Announcing that “inflation is too high,” the Riksbank of Sweden increased interest rates by 100 basis points on Tuesday, increasing its base rate to 1.75 percent.

The central bank claimed in a statement that rising inflation is “undermining households’ purchasing power and making it more difficult for both firms and households to arrange their finances.”

Markets had anticipated a hike of 75 basis points as officials attempt to contain soaring prices; however, the unexpected increase comes as the US Federal Reserve begins its two-day monetary policy meeting.

In the future six months, the Riksbank expected more rises in interest rates, indicating that tightening monetary policy will be necessary to bring inflation back to its target of 2%.

It further stated that the Riksbank would modify monetary policy as necessary to ensure that inflation is returned to the target. It stated that it was still challenging to predict how inflation would change in the future.

The Riksbank executive board stated that while there are many global factors contributing to the high prices, such as unresolved imbalances following the Covid-19 outbreak and skyrocketing energy costs as a result of Russia’s conflict in Ukraine, Sweden’s robust economic activity has also been a factor.

In Sweden, the rate of consumer price inflation surged to 9% annually in August, exceeding the prior forecast made by the Riksbank in June and hitting its highest level since 1991.

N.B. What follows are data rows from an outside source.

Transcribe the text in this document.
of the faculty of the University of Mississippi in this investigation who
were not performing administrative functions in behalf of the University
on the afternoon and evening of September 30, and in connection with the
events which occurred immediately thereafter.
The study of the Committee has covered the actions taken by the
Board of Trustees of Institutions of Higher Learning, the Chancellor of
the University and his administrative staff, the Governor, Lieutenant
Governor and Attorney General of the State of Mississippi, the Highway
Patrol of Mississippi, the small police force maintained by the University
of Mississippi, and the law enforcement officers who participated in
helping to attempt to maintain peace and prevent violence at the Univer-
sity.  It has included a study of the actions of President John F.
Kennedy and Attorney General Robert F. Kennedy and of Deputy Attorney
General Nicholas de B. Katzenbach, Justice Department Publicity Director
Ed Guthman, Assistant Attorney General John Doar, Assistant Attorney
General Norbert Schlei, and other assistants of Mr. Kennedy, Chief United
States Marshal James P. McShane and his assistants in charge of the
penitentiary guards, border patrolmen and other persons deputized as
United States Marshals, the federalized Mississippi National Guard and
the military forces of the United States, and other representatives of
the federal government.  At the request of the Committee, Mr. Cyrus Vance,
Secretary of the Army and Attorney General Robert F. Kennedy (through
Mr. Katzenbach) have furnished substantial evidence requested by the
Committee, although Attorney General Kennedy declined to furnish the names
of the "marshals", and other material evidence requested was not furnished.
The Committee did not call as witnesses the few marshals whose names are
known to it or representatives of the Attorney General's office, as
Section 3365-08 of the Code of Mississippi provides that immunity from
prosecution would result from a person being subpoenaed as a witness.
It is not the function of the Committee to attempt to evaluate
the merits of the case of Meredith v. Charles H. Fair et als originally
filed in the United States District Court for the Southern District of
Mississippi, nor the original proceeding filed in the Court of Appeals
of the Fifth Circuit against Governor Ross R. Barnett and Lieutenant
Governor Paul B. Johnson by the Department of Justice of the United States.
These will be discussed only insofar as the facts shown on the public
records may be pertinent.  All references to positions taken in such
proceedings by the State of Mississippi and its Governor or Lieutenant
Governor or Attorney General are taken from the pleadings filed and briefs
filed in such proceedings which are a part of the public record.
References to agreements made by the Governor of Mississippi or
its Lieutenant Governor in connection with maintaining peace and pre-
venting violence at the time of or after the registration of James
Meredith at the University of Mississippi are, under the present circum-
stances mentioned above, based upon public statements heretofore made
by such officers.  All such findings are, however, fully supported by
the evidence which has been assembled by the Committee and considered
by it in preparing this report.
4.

A lot of households will have significantly higher living expenses as a result of rising prices and rising interest rates, according to the Riksbank.

However, it will become much more expensive for people and the Swedish economy as a whole if inflation continues at present high rates.

The comments were a reiteration of a previous stance taken by Fed Chairman Jerome Powell, who said that “some pain” will have to be borne by the American economy in order to prevent inflation from wreaking further long-term havoc.